I attended the city of Lake Forest council meeting last night to observe the council reaction to a proposal from Scott Voigts, their newest member, on following the lead of Mission Viejo and other CA cities to mandate compliance with the E-Verify system by City vendors.

When we reached that area for closing council comments, Member Voigts asked for consensus from his peers to place this item on a future agenda.  Not getting consensus, his suggestion died. Having attended well over 100 city council meetings in cities around our state I was surprised that such a policy exists. In Mission Viejo any council member can contact the City Clerk prior to a future meeting, prepare a brief report explaining the issue, and ask that his or her proposal be added to a future Agenda.

Some of these council suggestions might have been campaign pledges in which they hope to get majority support from their peers.

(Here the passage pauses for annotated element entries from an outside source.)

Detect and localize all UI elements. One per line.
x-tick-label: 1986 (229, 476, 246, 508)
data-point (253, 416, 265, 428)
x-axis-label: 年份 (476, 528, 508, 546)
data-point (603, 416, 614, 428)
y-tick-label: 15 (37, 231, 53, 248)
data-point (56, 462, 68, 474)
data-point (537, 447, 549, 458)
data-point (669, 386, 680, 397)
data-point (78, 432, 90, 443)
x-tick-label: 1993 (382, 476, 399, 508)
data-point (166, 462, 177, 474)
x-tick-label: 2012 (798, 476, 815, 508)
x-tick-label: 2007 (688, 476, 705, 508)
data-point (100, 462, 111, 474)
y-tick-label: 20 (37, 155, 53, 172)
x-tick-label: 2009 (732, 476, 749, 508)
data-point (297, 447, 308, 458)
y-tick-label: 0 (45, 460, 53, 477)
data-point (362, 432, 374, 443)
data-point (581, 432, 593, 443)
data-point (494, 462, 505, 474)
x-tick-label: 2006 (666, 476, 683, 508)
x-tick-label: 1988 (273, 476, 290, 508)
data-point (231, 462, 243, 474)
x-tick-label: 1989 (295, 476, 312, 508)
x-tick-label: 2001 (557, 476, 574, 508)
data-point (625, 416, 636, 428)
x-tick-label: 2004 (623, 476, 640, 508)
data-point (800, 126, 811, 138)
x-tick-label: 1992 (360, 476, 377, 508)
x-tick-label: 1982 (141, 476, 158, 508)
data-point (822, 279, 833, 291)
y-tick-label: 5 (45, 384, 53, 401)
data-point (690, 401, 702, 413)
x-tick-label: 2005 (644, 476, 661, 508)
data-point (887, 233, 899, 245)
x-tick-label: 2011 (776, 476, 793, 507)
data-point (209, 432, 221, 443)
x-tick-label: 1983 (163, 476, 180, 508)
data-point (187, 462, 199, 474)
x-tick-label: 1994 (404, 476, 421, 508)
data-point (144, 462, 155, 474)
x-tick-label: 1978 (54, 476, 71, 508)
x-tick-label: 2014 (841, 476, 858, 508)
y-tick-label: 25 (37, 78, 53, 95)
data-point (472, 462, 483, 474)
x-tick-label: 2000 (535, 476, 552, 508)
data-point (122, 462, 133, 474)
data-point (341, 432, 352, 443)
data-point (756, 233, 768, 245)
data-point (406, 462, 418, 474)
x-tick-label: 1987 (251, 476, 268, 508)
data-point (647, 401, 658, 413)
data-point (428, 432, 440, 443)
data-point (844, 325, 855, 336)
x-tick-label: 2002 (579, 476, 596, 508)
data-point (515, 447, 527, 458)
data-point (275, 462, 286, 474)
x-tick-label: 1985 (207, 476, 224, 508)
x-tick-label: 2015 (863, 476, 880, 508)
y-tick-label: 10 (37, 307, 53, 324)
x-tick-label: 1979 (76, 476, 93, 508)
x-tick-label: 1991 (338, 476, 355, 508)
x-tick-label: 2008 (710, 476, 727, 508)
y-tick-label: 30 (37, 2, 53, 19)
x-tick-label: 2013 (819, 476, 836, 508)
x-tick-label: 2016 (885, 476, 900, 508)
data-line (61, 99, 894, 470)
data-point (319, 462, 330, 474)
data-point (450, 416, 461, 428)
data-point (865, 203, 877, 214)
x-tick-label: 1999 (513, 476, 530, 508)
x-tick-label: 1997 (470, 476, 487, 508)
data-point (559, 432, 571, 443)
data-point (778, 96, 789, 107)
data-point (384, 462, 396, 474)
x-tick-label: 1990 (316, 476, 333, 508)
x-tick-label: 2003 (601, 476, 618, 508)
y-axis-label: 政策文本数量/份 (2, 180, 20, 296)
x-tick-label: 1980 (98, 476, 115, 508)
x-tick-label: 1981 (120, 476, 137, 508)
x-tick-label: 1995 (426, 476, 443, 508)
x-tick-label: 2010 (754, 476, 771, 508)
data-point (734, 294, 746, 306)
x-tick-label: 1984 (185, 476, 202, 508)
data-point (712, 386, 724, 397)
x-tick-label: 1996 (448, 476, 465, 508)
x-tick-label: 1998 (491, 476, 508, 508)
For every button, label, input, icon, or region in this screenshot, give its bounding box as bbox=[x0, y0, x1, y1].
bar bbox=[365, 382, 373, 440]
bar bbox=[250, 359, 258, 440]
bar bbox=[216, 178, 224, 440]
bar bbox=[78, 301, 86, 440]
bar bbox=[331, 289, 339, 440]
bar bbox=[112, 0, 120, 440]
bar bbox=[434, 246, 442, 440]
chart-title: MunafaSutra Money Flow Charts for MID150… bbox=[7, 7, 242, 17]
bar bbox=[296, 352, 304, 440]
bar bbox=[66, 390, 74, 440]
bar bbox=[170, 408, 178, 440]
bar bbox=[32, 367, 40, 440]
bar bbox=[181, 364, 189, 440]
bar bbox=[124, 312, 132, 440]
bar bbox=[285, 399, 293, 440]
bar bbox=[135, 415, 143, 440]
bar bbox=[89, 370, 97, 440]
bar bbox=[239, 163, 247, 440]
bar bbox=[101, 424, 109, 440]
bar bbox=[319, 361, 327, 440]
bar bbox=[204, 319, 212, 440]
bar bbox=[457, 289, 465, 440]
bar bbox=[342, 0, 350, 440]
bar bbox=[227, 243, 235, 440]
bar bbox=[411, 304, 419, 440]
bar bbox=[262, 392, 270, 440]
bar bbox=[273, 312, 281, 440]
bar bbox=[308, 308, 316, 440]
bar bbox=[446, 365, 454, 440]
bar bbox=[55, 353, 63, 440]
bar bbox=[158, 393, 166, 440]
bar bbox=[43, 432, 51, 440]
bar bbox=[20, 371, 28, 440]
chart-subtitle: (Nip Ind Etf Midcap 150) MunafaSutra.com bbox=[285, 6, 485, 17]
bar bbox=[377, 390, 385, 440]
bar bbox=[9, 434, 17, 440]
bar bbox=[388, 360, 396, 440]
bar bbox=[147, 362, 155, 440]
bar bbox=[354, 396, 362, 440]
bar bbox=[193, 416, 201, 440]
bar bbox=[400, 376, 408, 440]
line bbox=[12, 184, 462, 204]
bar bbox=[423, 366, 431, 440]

To shut down any council member proposal with the requirement of a consensus is virtually having a vote before the vote. Give the proponent an opportunity to publicly promote his or her Agenda item to the public and have an open recorded vote by your peers. I have witnessed many 1-4 and 2-3 votes over the past two decades. The right to force your peers to hear you out and cast their votes is what open government should include.

At a prior Lake Forest council meeting I heard Mayor Herzog tell the audience that Lake Forest does monitor the city vendors and should one fail to meet the requirements, that contract is terminated. Therefore he feels that E-Verify is unnecessary.

To me the big picture is that any council member elected by a their citizens deserves the right to place items on future agendas. The irony is that Scott Voigts came in first in the November 2010 election. Not being actively involved in his campaign, I cannot say if supporting E-Verify was one of his campaign pledges.

For those not familiar with E-verify here is some background data:

1986:  Ronald Reagan’s The Immigration Reform and Control Act of 1986 (IRCA) required employers to verify that all newly-hired employees present “facially valid” documentation verifying the employee’s identity and his or her legal authorization to accept employment in the United States.  The I-9 form or more properly the Employment Eligibility Verification Form is provided by the federal government for that purpose. Every employee hired after November 6, 1986 must complete an I-9 form at the time of hire.

  • 1996:  Bill Clinton signs Executive Order 12989 That is titled, “Economy and Efficiency in Government Procurement Through Compliance With Certain Immigration and Naturalization Act Provisions”
  • 1997:  Pilot program for E-verify is created and used on a volunteer basis.
  • 2008: George W. Bush Executive Order 13465 which amends EO 12989 – “Economy and Efficiency in Government Procurement Through Compliance with Certain Immigration and Nationality Act Provisions and Use of an Electronic Employment Eligibility Verification System“.  This is in conjunction with the Federal Acquisition Regulation (FAR)

Page 3 of the current Mission Viejo Ordinance reads as follows:

Sec. 2.80.030 Application of requirements.

(a) The City shall enroll and participate in the E-verify Program, as amended. The City Manager shall oversee the City’s participation in this program and shall ensure that it is applied to all persons to be hired by the City as City Employees.

(b). As a condition for the award or renewal of any City Contract, Product, Contribution or grant to a Business Entity or Contractor after July 1, 2007, for which the reasonable value of the employment, labor or personal services shall exceed $30,000.00, the Business Entity or Contractor shall provide the City documentation affirming its enrollment and participation in the E-Verify program. The Business Entity or Contractor shall be required to continue its participation in the E-Verify program throughout the course of the business relationship with the City.

(e) The City Manager shall require not less than an annual audit of the contracts the City has entered into that are within the jurisdiction of this Chapter 2.80. In March and September of each calendar year the City Manager shall provide a written report to the City Council detailing the City’s review and enforcement program, including, but not limited to, a summary of the accomplished and proposed performance audits of Contractors and Business Entities, recommendations for further reviews ,if any, and any recommendations for program refinement that the City Manager has identified in the course of applying this Chapter 2.80.”